Phrases like the National Cancer Institute's "not aware of any conclusive evidence" and the "low probability" mentioned in the study cited above may sound authoritative, but gloss over the fact that breast cancer rates in the U.S. have increased by more than 40 percent between 1973 and 1998.7 Who is being protected here—you, or the profits of the cosmetics industry?

Speaking of the cosmetics industry, cosmetics are not regulated by the FDA. The terms "natural," "pure" and "organic" have no legally-binding meaning when used on cosmetic labels.8 The presence of these terms on cosmetic labels is no guarantee of the safety of a product.

Further Reading:

  1. "Endocrine Disruptors—Tipping the Hormonal Scales" Dixie Mills, MD. A thorough article on the subject of endocrine disruptors (including estrogen analogs) written by a medical doctor.
  2. The Campaign For Safe Cosmetics website has many informative and interesting articles on the safety (or lack thereof) of your cosmetic products.

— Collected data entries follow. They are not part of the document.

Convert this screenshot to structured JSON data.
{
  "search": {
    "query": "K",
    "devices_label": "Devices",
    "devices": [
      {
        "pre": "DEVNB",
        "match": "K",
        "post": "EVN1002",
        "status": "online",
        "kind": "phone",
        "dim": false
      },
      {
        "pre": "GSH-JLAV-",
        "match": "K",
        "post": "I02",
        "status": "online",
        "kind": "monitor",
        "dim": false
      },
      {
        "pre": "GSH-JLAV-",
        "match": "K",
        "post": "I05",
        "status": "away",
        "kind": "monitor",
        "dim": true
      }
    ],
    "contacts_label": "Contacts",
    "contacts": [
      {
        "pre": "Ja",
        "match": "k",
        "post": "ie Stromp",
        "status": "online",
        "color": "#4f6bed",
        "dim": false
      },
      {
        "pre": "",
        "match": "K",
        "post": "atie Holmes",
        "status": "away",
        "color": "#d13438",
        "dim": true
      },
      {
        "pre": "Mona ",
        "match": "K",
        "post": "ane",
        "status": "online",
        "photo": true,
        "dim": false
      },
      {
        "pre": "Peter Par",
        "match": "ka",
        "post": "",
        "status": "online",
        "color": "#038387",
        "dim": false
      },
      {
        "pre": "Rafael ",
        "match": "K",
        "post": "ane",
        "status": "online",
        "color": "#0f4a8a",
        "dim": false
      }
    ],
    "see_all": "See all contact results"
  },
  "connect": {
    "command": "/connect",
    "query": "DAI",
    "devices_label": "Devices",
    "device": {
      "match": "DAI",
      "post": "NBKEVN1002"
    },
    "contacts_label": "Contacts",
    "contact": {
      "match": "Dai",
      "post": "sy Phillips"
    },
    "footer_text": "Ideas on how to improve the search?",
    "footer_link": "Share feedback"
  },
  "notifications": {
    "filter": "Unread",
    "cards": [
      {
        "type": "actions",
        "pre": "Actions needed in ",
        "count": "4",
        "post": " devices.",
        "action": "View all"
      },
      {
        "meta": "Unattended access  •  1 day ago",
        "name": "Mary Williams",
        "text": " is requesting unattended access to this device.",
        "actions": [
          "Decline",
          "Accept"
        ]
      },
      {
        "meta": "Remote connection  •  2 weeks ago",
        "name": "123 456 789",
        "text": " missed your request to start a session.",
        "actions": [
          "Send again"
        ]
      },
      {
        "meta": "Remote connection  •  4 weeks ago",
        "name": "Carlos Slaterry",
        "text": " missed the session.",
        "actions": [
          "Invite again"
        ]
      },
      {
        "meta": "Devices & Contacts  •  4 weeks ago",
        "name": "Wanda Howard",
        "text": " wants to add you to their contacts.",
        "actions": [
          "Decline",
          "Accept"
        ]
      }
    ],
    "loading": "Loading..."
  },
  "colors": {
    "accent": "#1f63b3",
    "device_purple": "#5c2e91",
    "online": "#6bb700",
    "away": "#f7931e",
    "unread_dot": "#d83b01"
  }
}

  1. "Parabens" on Wikipedia.
  2. "Overall, reported contact reactions to benzoates are rare in comparison to the parabens." Adverse Reactions to Benzoates and Parabens, John Fahrenholz and Ronald Simon, from "Food Allergy: Adverse Reactions to Food and Food Additives," Dean D. Metcalfe, Hugh A. Sampson, Ronald A. Simon; 2003.
  3. "Breast" on Wikipedia.
  4. Safety assessment of esters of p-hydroxybenzoic acid (parabens). Soni MG, Carabin IG, Burdock GA (2005). Food and Chemical Toxicology 43 (7): 985-1015.
  5. Synthetic "estrogen" is actually an estrogen analog, which means the synthetic estrogen molecule is not the same as a natural estrogen molecule. Estrogen analogs are also known as "endocrine disrupters," because of their unpredicatble, often powerful and mostly unknown effects on the sensitive human endocrine system (which is responsible for controlling and balancing our body's hormonal system) as well as on early brain development.
  6. Endocrine Disruptors—Tipping the Hormonal Scales, Dixie Mills, MD.
  7. State of the Evidence: The Connection Between Breast Cancer and the Environment, edited by Janet Gray, Ph.D.
  8. Natural and Organic Products, one of many good articles on the Campaign for Safe Cosmetics website.
  9. Methylparaben potentiates UV-induced damage of skin keratinocytes, Osamu Handa et al.
  10. An earlier age of breast cancer diagnosis related to more frequent use of antiperspirants/deodorants and underarm shaving. McGrath K, 2003. European Journal of Cancer Prevention 12 (6): 479-85.